Afghanistan Key Message Update: Precipitation in mid-November is supporting cultivation, though some farmers are still waiting to cultivate, November 2020

Countries
Afghanistan
Sources
FEWS NET
Publication date
Origin
View original

Key Messages

  • According to the Ministry of Agriculture, Irrigation and Livestock (MAIL), food prices generally remained stable or slightly decreased between September and October 2020, though prices remain significantly above-average at the national level. Overall, above-average food prices and below-average income earning opportunities are expected continue constraining food access for many poor urban households, with Crisis (IPC Phase 3) outcomes expected through May 2021 in the absence of assistance. Meanwhile, above-average livestock prices are generally compensating for above-average staple food prices, supporting pastoralists’ and agro-pastoralists’ ability to procure stocks for the lean season during winter. Most rural households are expected to remain in Stressed (IPC Phase 2) through May 2021, with Crisis (IPC Phase 3) expected in some areas that harvested less. In both urban and rural areas, below-average remittances are also expected to constrain food access for some poor households.
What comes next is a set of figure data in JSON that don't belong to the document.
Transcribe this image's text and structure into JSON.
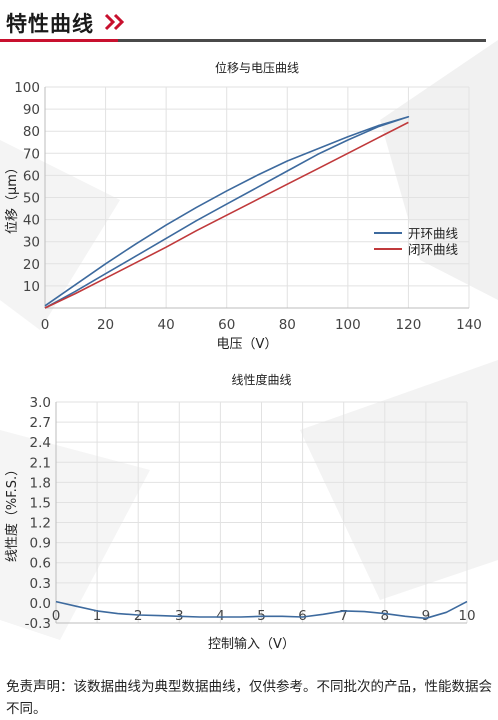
{
  "header": {
    "title": "特性曲线"
  },
  "chart_data": [
    {
      "type": "line",
      "title": "位移与电压曲线",
      "xlabel": "电压（V）",
      "ylabel": "位移（μm）",
      "xlim": [
        0,
        140
      ],
      "ylim": [
        0,
        100
      ],
      "xticks": [
        0,
        20,
        40,
        60,
        80,
        100,
        120,
        140
      ],
      "yticks": [
        10,
        20,
        30,
        40,
        50,
        60,
        70,
        80,
        90,
        100
      ],
      "grid": true,
      "legend": "right",
      "series": [
        {
          "name": "开环曲线",
          "color": "#3d6a9e",
          "x": [
            0,
            10,
            20,
            30,
            40,
            50,
            60,
            70,
            80,
            90,
            100,
            110,
            120,
            110,
            100,
            90,
            80,
            70,
            60,
            50,
            40,
            30,
            20,
            10,
            0
          ],
          "y": [
            1,
            10.5,
            20,
            29,
            37.5,
            45.5,
            53,
            60,
            66.5,
            72,
            77.5,
            82.5,
            86.5,
            82,
            76,
            69.5,
            62,
            54.5,
            47,
            39.5,
            31.5,
            23.5,
            15.5,
            7.5,
            0
          ]
        },
        {
          "name": "闭环曲线",
          "color": "#c0393b",
          "x": [
            0,
            10,
            20,
            30,
            40,
            50,
            60,
            70,
            80,
            90,
            100,
            110,
            120
          ],
          "y": [
            0,
            6.5,
            13.5,
            20.5,
            27.5,
            35,
            42,
            49,
            56,
            63,
            70,
            77,
            84
          ]
        }
      ]
    },
    {
      "type": "line",
      "title": "线性度曲线",
      "xlabel": "控制输入（V）",
      "ylabel": "线性度（%F.S.）",
      "xlim": [
        0,
        10
      ],
      "ylim": [
        -0.3,
        3.0
      ],
      "xticks": [
        0,
        1,
        2,
        3,
        4,
        5,
        6,
        7,
        8,
        9,
        10
      ],
      "yticks": [
        -0.3,
        0.0,
        0.3,
        0.6,
        0.9,
        1.2,
        1.5,
        1.8,
        2.1,
        2.4,
        2.7,
        3.0
      ],
      "yticklabels": [
        "-0.3",
        "0.0",
        "0.3",
        "0.6",
        "0.9",
        "1.2",
        "1.5",
        "1.8",
        "2.1",
        "2.4",
        "2.7",
        "3.0"
      ],
      "grid": true,
      "series": [
        {
          "color": "#3d6a9e",
          "x": [
            0,
            0.5,
            1,
            1.5,
            2,
            2.5,
            3,
            3.5,
            4,
            4.5,
            5,
            5.5,
            6,
            6.5,
            7,
            7.5,
            8,
            8.5,
            9,
            9.5,
            10
          ],
          "y": [
            0.02,
            -0.05,
            -0.12,
            -0.16,
            -0.18,
            -0.19,
            -0.2,
            -0.21,
            -0.21,
            -0.21,
            -0.2,
            -0.2,
            -0.21,
            -0.17,
            -0.12,
            -0.13,
            -0.16,
            -0.2,
            -0.23,
            -0.14,
            0.02
          ]
        }
      ]
    }
  ],
  "disclaimer": "免责声明：该数据曲线为典型数据曲线，仅供参考。不同批次的产品，性能数据会不同。"
}
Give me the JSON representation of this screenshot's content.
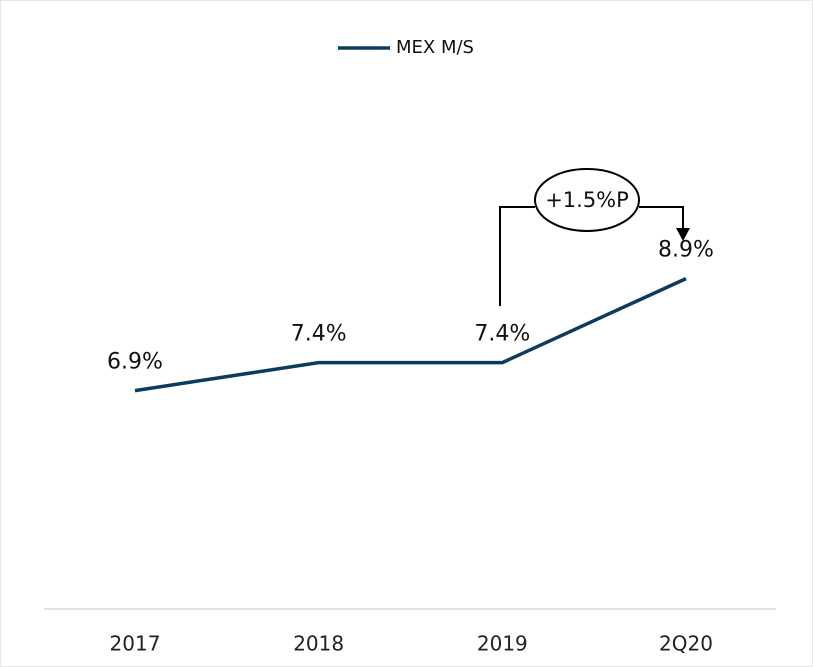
{
  "chart_data": {
    "type": "line",
    "categories": [
      "2017",
      "2018",
      "2019",
      "2Q20"
    ],
    "series": [
      {
        "name": "MEX M/S",
        "color": "#0d3b5e",
        "values": [
          6.9,
          7.4,
          7.4,
          8.9
        ],
        "value_labels": [
          "6.9%",
          "7.4%",
          "7.4%",
          "8.9%"
        ]
      }
    ],
    "ylim": [
      3,
      13
    ],
    "annotation": "+1.5%P",
    "legend": "top"
  }
}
  • After a dry start to the wet season, widespread precipitation of 25 to 50 mm occurred throughout most of Afghanistan in the second dekad of November 2020. This eliminated earlier deficits, with cumulative precipitation now generally average across Afghanistan. Similarly, snow cover and snow depth are also at average levels in higher elevation areas. Cultivation prospects have improved following the recent precipitation, though cold weather and high soil moisture are now delaying cultivation in some areas. Despite this recent precipitation, cumulative precipitation for the 2020/21 season is still forecast to be below average overall, with below-average production anticipated.

  • As of late November 2020, the number of new COVID-19 cases reported daily has continued to increase, though cases per day are still less than a third of what was reported at the peak of the outbreak in May/June 2020. However, these figures are expected to underestimate the true number of infections due to limited testing. Despite this increasing trend, the government is not expected to resume enforcement of strict lockdown measures during the projection period. The increasing number of new cases in Afghanistan will likely reduce affected households’ ability to earn income while increasing health costs. Meanwhile, increasing cases and preventative measures in other countries in the region—particularly Iran—will likely continue to restrict remittances.